Maneesh Goyal

Founder & CEO - Pineapple Co

A self-described “insatiable people-person,” Texas native Maneesh K. Goyal is founder and CEO of Pineapple Co, a parent company to the number of businesses he’s founded in the last two decades. Those include experiential marketing agency MKG, as well as scenic fabrication and design shop Pink Sparrow. Goyal’s newest venture, Invisible Hand, will officially launch in the fall of 2018; he’ll be at the helm alongside co-founder Genevieve Roth.

His career diverged widely from his initial plans: Goyal started out pre-med at Duke University, then earned a Master’s in Public Health from Yale.

“While my journey to where I am today may seem roundabout, there are a few common threads, no matter the venture: an entrepreneurial spirit, an openness to exploring new things, and a desire build people-first organizations,” he wrote.

That openness carries over into his personal life. He and husband Andrew Wingrove, Delta’s Managing Director of Product Strategy and Customer Experience, open their sweet New York City loft annually for the infamous “Salad Toss Off” — a salad competition complete with celebrity judges and a grand prize of first class, round-trip plane tickets to anywhere in the world.

Please describe how and when you first knew you were LGBT+:

As with most, the recognition was a process throughout my early/teen years. I finally came to terms with my sexuality while a grad student in the late 1990s.

How has coming out and being LGBT+ at work influenced your leadership approach and style?

As a leader, I have a heightened sense of empathy and understanding. I value inclusion immensely.

Who are your role models?

I tend to look up to those who can use their public presence for the greater good while also maintaining a sense of privacy in their own personal lives.

If you could have any job other than the one you have now, it would be:

School principal or head of a cultural institution

The most important thing I have learned from an employee is:

Person first, employee second. Recognizing (and respecting) that notion can make an organization soar.

If I could tell someone who is graduating from college this year one thing I’ve learned, it would be:

Your decisions right now will not impact the rest of your life. Now is the time to try different things – and to learn to be OK with failure. Both will serve you well as you advance in your career.

A time a sponsor helped me take my next step:

When I was floundering a bit in my career and trying to find my way, a wonderful man told me to “turn every meeting you have into two others; get from the person you’re meeting with at least two other contacts to meet with. This is how you build your network.” It’s great advice that I heed still today.
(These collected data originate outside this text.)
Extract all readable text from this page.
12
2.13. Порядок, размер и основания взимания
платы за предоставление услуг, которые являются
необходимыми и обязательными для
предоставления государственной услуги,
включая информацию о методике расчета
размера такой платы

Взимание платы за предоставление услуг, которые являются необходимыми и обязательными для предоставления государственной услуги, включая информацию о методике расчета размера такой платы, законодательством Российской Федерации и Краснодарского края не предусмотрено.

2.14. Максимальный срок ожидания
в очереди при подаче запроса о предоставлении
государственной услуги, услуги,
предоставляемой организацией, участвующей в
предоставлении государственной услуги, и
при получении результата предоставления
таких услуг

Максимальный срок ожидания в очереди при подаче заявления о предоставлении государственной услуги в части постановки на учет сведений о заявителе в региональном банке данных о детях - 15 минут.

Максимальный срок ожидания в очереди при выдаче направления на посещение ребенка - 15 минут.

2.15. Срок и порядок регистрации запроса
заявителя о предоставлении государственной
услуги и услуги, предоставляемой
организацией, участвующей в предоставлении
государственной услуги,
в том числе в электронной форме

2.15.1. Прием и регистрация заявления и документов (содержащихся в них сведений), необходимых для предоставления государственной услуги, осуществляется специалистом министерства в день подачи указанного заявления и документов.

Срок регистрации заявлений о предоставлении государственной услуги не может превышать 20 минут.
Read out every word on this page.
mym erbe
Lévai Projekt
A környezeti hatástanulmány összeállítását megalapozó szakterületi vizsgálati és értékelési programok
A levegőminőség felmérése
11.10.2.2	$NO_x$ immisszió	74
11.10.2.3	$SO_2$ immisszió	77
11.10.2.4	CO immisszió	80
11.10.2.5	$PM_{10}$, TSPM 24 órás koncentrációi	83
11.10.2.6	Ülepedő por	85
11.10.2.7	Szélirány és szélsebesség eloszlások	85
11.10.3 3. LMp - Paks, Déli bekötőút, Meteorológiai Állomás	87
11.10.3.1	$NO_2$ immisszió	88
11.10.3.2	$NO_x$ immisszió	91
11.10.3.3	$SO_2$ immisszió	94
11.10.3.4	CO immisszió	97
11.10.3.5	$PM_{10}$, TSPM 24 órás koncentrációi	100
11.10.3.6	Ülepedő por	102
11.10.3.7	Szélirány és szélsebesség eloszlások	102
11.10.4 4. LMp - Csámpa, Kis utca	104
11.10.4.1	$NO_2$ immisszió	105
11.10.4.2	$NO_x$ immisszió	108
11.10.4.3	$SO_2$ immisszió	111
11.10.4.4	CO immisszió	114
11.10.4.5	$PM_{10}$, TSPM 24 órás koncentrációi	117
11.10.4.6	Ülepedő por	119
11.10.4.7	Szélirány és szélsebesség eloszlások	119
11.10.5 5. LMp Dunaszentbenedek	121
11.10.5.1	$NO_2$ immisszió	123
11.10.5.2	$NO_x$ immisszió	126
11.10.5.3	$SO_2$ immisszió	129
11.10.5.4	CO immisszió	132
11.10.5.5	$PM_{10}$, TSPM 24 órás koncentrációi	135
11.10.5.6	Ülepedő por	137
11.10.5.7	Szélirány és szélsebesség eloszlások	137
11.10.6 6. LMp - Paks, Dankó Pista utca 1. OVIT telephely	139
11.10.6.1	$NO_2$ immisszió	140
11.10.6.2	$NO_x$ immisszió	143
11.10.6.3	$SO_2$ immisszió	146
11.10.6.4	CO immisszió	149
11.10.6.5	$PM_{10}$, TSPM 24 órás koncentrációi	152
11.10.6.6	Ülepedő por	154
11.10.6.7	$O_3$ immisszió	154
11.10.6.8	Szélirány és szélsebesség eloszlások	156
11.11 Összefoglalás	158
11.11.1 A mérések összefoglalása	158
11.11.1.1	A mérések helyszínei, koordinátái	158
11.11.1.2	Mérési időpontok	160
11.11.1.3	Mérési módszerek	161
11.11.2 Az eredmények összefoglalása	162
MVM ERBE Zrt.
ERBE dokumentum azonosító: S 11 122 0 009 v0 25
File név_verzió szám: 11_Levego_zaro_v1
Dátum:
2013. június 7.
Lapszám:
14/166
My most important Ally is:

My family… I’m blessed to have their unconditional support

This person is my LGBT+ hero, because:

I have several. Right now, I am truly inspired by Team USA’s first-ever out-and-proud gay Olympians, Adam Rippon and Gus Kenworthy

My first job was:

I was a support staffer at an SAT-prep center (where I saved a year’s worth of paychecks since I was so impressed that I was finally earning money…and then the company unexpectedly went bankrupt, rendering my stack of checks completely worthless. Lesson learned!)

The best piece of advice I ever received was:

The hours of a day are the one thing that all of humankind has the exact same amount of… use them wisely.

My motto is:

Live in the grey (between the black and white).

The next big thing for the global LGBT+ community is:

Continued visibility at the top ranks of business and politics. Representation matters.

If you were planning a dinner party and could invite any five people from history, who would they be, and why?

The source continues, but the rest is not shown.